埼玉新聞

 

阿炎が初V、埼玉・越谷出身 小学生時代から指導の恩師、阿炎とLINE「抱き合って泣いちゃうかも」

  • 阿炎関の初優勝を喜ぶ相撲ファン=27日午後、草加市氷川町の相撲居酒屋「闘勝花」

 越谷市出身で西前頭9枚目の阿炎関=本名・堀切洸助さん=が大相撲九州場所を制し、初賜杯を手にした。新型コロナガイドライン違反の3場所出場停止や手術を乗り越えた末の悲願に、恩師は「上を目指して」と激励。小中学校時代に稽古場のあった草加市の飲食店は、「よくやった」「恩返しの活躍」と歓喜に包まれた。

 草加市氷川町の相撲居酒屋「闘勝花」では、午後3時前から相撲ファンが集まった。阿炎関が28年ぶりの優勝決定ともえ戦を制すと、大きな歓声が上がった。

 オーナーで元力士の福田雅文さん(43)は阿炎関と昔から親交があり、「今日一日を盛り上げてくれた」と喜んだ。

 越谷市立西方小学校1年の時に「わんぱく相撲越谷場所」出場がきっかけで、3年生から本格的に相撲の道へ。練習環境を求めて草加市の「草加相撲練修会」に通った。大相模中学、千葉県立流山南高校を卒業後、角界入りした。

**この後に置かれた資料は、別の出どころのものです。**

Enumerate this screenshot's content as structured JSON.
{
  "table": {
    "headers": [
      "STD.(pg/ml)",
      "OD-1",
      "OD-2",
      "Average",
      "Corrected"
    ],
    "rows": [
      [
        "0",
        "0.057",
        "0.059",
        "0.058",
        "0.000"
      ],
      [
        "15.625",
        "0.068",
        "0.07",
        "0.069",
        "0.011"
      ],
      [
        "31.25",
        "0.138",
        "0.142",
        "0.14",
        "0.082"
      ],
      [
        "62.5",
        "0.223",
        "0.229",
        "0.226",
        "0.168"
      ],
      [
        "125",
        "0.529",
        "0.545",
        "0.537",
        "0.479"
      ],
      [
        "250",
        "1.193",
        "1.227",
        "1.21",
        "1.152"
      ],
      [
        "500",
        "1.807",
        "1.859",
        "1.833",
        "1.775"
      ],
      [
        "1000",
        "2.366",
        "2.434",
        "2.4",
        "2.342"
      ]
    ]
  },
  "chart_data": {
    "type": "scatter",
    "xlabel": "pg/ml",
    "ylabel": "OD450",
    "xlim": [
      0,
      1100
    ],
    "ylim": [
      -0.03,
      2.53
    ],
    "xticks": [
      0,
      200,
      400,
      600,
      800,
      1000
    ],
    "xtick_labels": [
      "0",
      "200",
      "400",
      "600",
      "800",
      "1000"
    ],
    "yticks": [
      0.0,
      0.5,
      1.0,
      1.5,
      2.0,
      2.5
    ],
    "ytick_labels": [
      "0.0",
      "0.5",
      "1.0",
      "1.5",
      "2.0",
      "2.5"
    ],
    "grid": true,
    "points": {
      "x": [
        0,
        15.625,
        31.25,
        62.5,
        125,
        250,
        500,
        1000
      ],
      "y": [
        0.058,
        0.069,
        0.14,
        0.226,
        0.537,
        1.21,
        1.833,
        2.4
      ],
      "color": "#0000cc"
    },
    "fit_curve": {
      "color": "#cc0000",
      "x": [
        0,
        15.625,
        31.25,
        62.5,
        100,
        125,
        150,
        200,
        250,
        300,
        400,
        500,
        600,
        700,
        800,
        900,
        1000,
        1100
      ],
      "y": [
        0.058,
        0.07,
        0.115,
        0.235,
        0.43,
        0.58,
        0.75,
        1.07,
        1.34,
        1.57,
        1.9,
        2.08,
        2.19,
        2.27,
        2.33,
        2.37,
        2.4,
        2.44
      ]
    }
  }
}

 順調に番付を駆け上がるも、2020年7月場所中に新型コロナガイドラインに反した不要不急の外出で、3場所出場停止処分を受け、番付は幕下に転落した。

 7場所ぶりに再入幕した1年前の九州場所で敢闘賞を受賞し復活。今年初場所でも最後まで賜杯レースに加わった。

 草加相撲練修会で監督を務めていた常光弘泰さん(58)は阿炎関を小学6年生から指導した。「本当によくやった」と大絶賛し「あいつの夢は大関。これでもっと上(の番付)を目指し、夢に向かって一歩踏み出せる」と期待した。

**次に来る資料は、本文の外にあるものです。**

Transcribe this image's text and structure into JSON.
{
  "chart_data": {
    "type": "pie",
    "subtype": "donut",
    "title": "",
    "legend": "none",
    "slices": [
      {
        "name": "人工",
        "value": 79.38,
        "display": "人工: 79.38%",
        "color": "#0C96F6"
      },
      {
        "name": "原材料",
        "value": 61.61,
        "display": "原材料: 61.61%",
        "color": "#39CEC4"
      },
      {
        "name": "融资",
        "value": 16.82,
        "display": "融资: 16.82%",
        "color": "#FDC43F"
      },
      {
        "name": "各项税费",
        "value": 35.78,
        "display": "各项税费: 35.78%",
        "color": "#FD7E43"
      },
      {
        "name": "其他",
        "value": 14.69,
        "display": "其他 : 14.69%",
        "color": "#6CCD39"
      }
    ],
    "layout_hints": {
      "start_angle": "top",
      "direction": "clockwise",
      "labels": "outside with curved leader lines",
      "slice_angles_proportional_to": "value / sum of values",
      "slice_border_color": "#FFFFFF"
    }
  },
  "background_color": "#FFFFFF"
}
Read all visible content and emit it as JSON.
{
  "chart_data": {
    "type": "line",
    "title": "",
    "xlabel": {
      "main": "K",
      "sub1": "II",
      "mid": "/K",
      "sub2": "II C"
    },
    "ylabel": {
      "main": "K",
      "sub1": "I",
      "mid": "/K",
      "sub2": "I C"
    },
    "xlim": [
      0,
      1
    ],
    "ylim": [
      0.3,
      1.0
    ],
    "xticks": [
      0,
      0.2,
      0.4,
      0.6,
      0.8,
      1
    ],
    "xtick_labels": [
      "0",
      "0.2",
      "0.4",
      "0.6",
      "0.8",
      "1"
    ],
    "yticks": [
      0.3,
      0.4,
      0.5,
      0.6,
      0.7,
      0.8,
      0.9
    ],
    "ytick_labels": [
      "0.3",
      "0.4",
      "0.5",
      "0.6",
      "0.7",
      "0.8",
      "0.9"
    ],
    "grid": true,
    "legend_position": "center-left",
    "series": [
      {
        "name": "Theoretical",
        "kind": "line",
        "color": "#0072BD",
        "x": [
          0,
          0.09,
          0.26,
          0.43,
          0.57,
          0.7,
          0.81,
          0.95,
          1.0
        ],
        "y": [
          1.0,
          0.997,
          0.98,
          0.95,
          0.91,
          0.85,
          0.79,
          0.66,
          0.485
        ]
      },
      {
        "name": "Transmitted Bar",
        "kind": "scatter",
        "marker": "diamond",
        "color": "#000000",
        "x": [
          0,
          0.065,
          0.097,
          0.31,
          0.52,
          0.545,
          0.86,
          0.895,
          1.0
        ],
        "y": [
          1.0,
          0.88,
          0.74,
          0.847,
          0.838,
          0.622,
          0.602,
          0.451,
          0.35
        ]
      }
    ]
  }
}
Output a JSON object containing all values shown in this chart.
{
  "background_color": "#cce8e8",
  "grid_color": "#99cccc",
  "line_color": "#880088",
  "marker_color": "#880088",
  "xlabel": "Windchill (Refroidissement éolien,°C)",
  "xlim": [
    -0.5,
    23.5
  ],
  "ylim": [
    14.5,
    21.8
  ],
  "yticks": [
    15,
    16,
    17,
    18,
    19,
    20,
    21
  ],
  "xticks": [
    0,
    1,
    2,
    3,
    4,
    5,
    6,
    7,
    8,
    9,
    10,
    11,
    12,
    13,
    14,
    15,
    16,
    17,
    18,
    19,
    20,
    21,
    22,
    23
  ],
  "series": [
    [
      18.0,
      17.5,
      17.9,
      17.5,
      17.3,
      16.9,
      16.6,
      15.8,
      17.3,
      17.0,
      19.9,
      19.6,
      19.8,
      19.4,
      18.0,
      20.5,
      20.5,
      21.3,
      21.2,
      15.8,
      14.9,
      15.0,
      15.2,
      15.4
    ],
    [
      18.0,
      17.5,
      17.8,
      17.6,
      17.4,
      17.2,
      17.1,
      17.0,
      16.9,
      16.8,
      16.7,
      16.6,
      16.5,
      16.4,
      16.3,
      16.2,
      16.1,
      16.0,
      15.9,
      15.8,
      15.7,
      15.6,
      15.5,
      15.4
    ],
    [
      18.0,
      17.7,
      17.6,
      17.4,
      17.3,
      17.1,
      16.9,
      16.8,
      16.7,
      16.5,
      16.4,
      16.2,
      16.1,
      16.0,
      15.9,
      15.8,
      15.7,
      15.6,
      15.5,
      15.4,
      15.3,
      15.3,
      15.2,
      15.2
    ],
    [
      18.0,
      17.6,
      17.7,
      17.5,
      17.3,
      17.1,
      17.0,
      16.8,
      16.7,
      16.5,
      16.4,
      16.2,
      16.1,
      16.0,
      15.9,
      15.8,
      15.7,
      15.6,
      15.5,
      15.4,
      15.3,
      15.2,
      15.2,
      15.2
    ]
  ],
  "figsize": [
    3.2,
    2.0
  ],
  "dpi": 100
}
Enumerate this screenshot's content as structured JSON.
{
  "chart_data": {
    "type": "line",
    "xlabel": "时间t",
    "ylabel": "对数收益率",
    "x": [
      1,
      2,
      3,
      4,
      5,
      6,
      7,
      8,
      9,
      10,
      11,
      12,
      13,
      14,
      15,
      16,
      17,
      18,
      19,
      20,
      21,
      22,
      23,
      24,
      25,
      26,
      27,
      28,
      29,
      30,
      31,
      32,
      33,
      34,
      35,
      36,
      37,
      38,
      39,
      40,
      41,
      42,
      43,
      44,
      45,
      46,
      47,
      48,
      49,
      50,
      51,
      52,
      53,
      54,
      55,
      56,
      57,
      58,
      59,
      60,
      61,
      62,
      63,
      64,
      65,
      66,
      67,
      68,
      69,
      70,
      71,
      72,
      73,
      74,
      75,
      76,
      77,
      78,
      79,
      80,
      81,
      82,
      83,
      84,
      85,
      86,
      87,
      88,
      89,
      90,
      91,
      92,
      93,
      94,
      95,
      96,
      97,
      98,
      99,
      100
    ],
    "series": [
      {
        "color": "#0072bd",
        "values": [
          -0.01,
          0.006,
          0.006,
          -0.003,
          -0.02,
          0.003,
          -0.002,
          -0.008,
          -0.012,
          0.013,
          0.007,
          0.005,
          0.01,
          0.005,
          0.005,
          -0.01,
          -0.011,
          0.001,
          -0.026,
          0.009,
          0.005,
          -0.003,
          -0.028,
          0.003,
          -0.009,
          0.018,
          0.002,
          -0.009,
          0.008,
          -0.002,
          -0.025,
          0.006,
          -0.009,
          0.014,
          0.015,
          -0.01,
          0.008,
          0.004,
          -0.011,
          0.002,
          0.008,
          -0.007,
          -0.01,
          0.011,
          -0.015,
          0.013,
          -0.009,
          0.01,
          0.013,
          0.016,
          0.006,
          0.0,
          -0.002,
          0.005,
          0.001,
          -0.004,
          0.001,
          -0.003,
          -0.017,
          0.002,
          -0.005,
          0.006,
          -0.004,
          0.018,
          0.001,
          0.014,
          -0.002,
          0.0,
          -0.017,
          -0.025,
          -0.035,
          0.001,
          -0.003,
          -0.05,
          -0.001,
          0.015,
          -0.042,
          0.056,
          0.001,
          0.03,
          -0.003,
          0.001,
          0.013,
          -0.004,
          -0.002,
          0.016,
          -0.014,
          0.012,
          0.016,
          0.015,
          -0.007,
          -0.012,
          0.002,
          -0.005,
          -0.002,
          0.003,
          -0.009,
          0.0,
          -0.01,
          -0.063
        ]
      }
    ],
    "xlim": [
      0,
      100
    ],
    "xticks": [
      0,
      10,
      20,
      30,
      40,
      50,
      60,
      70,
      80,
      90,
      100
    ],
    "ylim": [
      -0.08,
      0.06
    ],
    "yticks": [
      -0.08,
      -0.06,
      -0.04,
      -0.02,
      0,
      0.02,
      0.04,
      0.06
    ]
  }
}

 小学生時代の阿炎関は「手足が長く、ひょろっとした印象」。しかし勝負事となると負けん気が強く、天性の相撲センスで実力を伸ばした。「大会があるたびに『俺、優勝するから』といつも言っていた。ここ一番に強い子。今場所も手術明けで心配したが、思い切り良い相撲が光った」

 コロナ下で最近は会えていないが、無料通信アプリLINE(ライン)で連絡を取り合う仲。もし久しぶりに顔を合わせたら、「うれしくて抱き合って泣いちゃうかも」。常光さんは、その日を心待ちにする。

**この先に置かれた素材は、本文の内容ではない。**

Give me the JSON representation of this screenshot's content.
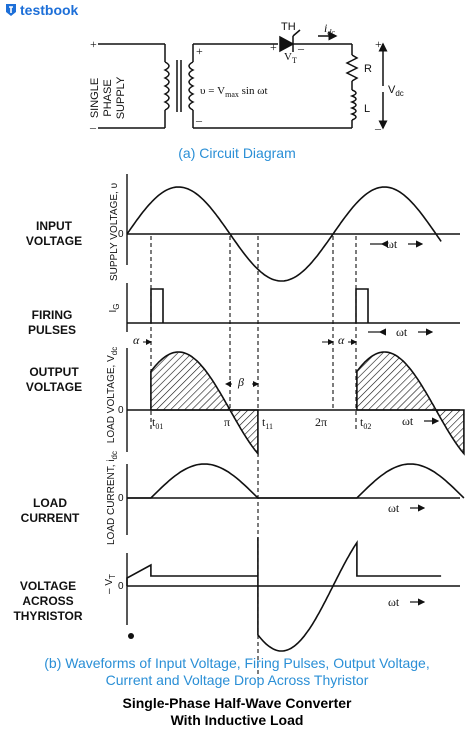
{
  "brand": {
    "name": "testbook"
  },
  "circuit": {
    "supply_lines": [
      "SINGLE",
      "PHASE",
      "SUPPLY"
    ],
    "equation_prefix": "υ = V",
    "equation_sub": "max",
    "equation_suffix": " sin ωt",
    "thyristor": "TH",
    "vt": "V",
    "vt_sub": "T",
    "idc": "i",
    "idc_sub": "dc",
    "r": "R",
    "l": "L",
    "vdc": "V",
    "vdc_sub": "dc",
    "plus": "+",
    "minus": "–"
  },
  "caption_a": "(a) Circuit Diagram",
  "panels": {
    "input": {
      "label_lines": [
        "INPUT",
        "VOLTAGE"
      ],
      "ylabel": "SUPPLY VOLTAGE, υ",
      "axis": "ωt"
    },
    "firing": {
      "label_lines": [
        "FIRING",
        "PULSES"
      ],
      "ylabel": "I",
      "ylabel_sub": "G",
      "axis": "ωt"
    },
    "output": {
      "label_lines": [
        "OUTPUT",
        "VOLTAGE"
      ],
      "ylabel": "LOAD VOLTAGE, V",
      "ylabel_sub": "dc",
      "axis": "ωt",
      "marks": {
        "alpha": "α",
        "beta": "β",
        "t01": "t",
        "t01_sub": "01",
        "pi": "π",
        "t11": "t",
        "t11_sub": "11",
        "twopi": "2π",
        "t02": "t",
        "t02_sub": "02"
      }
    },
    "current": {
      "label_lines": [
        "LOAD",
        "CURRENT"
      ],
      "ylabel": "LOAD CURRENT, i",
      "ylabel_sub": "dc",
      "axis": "ωt"
    },
    "thyristor": {
      "label_lines": [
        "VOLTAGE",
        "ACROSS",
        "THYRISTOR"
      ],
      "ylabel": "– V",
      "ylabel_sub": "T",
      "axis": "ωt"
    }
  },
  "zero": "0",
  "caption_b": [
    "(b) Waveforms of Input Voltage, Firing Pulses, Output Voltage,",
    "Current and Voltage Drop Across Thyristor"
  ],
  "footer": [
    "Single-Phase Half-Wave Converter",
    "With Inductive Load"
  ]
}
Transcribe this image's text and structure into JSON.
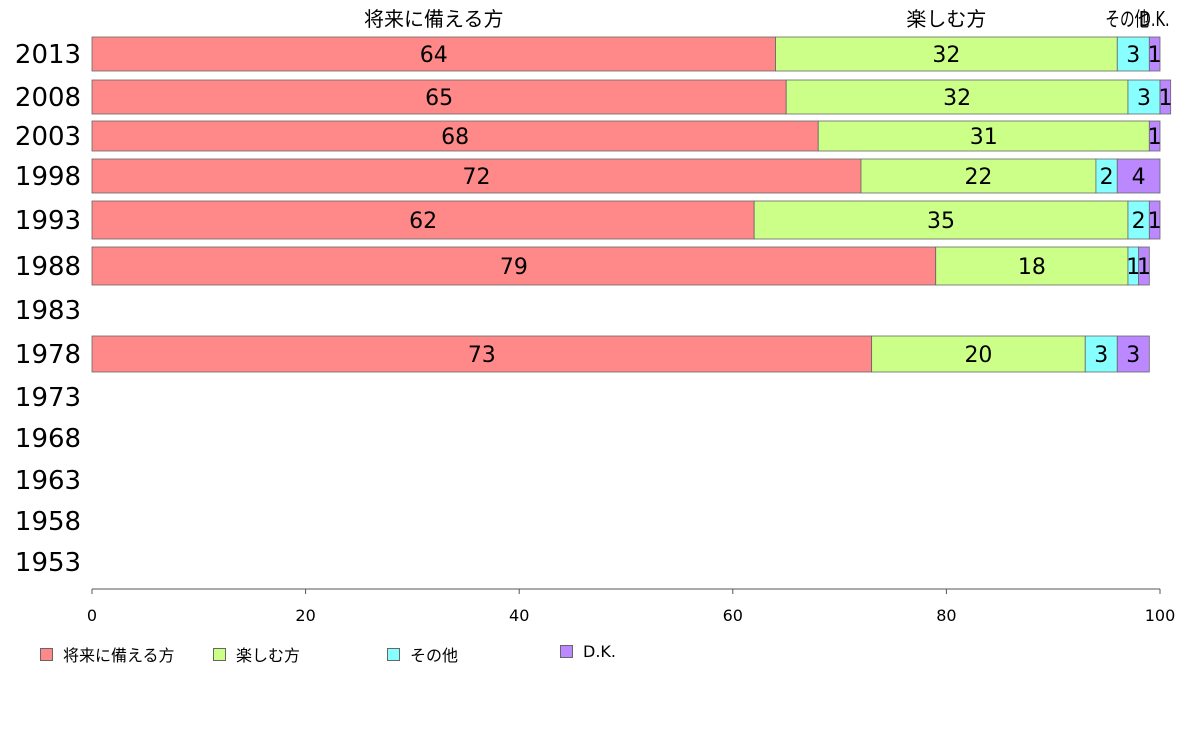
{
  "chart_data": {
    "type": "bar",
    "orientation": "horizontal",
    "stacked": true,
    "categories": [
      "2013",
      "2008",
      "2003",
      "1998",
      "1993",
      "1988",
      "1983",
      "1978",
      "1973",
      "1968",
      "1963",
      "1958",
      "1953"
    ],
    "series": [
      {
        "name": "将来に備える方",
        "color": "#ff8888",
        "values": [
          64,
          65,
          68,
          72,
          62,
          79,
          null,
          73,
          null,
          null,
          null,
          null,
          null
        ],
        "labels": [
          "64",
          "65",
          "68",
          "72",
          "62",
          "79",
          "",
          "73",
          "",
          "",
          "",
          "",
          ""
        ]
      },
      {
        "name": "楽しむ方",
        "color": "#ccff88",
        "values": [
          32,
          32,
          31,
          22,
          35,
          18,
          null,
          20,
          null,
          null,
          null,
          null,
          null
        ],
        "labels": [
          "32",
          "32",
          "31",
          "22",
          "35",
          "18",
          "",
          "20",
          "",
          "",
          "",
          "",
          ""
        ]
      },
      {
        "name": "その他",
        "color": "#88ffff",
        "values": [
          3,
          3,
          0,
          2,
          2,
          1,
          null,
          3,
          null,
          null,
          null,
          null,
          null
        ],
        "labels": [
          "3",
          "3",
          "",
          "2",
          "2",
          "1",
          "",
          "3",
          "",
          "",
          "",
          "",
          ""
        ]
      },
      {
        "name": "D.K.",
        "color": "#bb88ff",
        "values": [
          1,
          1,
          1,
          4,
          1,
          1,
          null,
          3,
          null,
          null,
          null,
          null,
          null
        ],
        "labels": [
          "1",
          "1",
          "1",
          "4",
          "1",
          "1",
          "",
          "3",
          "",
          "",
          "",
          "",
          ""
        ]
      }
    ],
    "top_labels": [
      "将来に備える方",
      "楽しむ方",
      "その他",
      "D.K."
    ],
    "x_ticks": [
      "0",
      "20",
      "40",
      "60",
      "80",
      "100"
    ],
    "xlim": [
      0,
      100
    ],
    "xlabel": "",
    "ylabel": "",
    "title": "",
    "grid": false,
    "legend_position": "bottom-left"
  }
}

 夢をかなえた阿炎関に対して「(出場停止時は)親方や後援者など多くの人に迷惑をかけたから、少しは報えたのでは」と気持ちを察し、「(結婚して)家族もできた。初優勝は大切な家族と喜んでほしい。そして多くの支えに恩返しできる活躍を、今後も続けて」と教え子にエールを送った。